Shareholders are those persons shown in a company’s securities register as being the registered shareholder of the class of shares referred to in the register. A company may have many issued classes of shares with different rights. Frequently there are at a minimum voting common shares and non-voting preferred shares issued.
A registered shareholder of common voting shares is legally entitled to notice of shareholder meetings, an opportunity to vote in person or by proxy and his or her proportionate share of the capital if the company is liquidated.

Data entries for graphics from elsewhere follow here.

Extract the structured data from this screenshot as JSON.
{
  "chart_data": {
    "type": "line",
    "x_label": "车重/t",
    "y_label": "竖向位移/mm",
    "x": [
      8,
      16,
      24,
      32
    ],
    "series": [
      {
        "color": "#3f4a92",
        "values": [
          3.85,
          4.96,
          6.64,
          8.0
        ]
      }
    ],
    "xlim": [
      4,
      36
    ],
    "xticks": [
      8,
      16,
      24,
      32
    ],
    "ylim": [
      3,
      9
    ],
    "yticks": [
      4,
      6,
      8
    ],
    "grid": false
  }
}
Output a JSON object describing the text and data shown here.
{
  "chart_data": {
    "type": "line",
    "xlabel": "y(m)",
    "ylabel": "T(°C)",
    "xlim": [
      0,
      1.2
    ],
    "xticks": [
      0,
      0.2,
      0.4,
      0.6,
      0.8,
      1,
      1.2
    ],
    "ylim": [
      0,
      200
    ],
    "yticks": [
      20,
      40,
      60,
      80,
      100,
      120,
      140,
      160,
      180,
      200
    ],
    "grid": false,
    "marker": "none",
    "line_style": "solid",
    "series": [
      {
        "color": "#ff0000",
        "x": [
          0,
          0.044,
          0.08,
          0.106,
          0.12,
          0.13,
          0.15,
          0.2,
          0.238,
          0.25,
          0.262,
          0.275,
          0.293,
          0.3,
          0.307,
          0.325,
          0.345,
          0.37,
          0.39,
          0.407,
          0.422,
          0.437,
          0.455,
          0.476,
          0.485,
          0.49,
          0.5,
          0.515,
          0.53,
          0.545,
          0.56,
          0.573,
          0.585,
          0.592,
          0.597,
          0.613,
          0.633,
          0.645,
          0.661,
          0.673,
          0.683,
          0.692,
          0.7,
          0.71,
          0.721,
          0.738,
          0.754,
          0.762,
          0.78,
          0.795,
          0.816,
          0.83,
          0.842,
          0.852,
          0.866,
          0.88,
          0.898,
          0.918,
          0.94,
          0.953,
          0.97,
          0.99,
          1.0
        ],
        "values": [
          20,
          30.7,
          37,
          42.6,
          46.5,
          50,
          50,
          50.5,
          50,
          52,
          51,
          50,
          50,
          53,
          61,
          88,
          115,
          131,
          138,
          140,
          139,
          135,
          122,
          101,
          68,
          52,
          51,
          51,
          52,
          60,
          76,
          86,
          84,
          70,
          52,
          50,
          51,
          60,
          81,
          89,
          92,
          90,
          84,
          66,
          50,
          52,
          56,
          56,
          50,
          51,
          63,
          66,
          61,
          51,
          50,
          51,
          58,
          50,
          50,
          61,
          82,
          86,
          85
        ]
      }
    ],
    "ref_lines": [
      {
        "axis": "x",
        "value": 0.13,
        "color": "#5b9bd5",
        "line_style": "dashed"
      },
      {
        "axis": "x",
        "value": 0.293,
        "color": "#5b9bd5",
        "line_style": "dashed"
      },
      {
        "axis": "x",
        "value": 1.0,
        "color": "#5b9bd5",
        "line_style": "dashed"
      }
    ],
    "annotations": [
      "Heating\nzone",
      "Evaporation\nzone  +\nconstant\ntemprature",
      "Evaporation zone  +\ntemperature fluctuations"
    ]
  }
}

A shareholder may also have other expectations as a matter of equitable right which were formed when the shareholder decided to purchase shares in the company. For example, an expectation in a closely held family company of being part of the management of the company. Expectations which a shareholder may seek to enforce must be reasonable in the mind of an objective person and are subject to the duty of directors to act in the best interests of the company where such duty and the expectations of shareholders conflict. Reasonable expectations are fact dependent in each circumstance.
Provincial and federal corporation’s legislation gives shareholders and others as specified the right to sue regarding conduct of the majority in managing the company which is oppressive or unfairly prejudicial to the legal rights and reasonable expectations of a shareholder.
To evaluate whether your shareholder rights may have been breached a careful review with a lawyer experienced in dealing with shareholder disputes of all surrounding circumstances is necessary as a first step.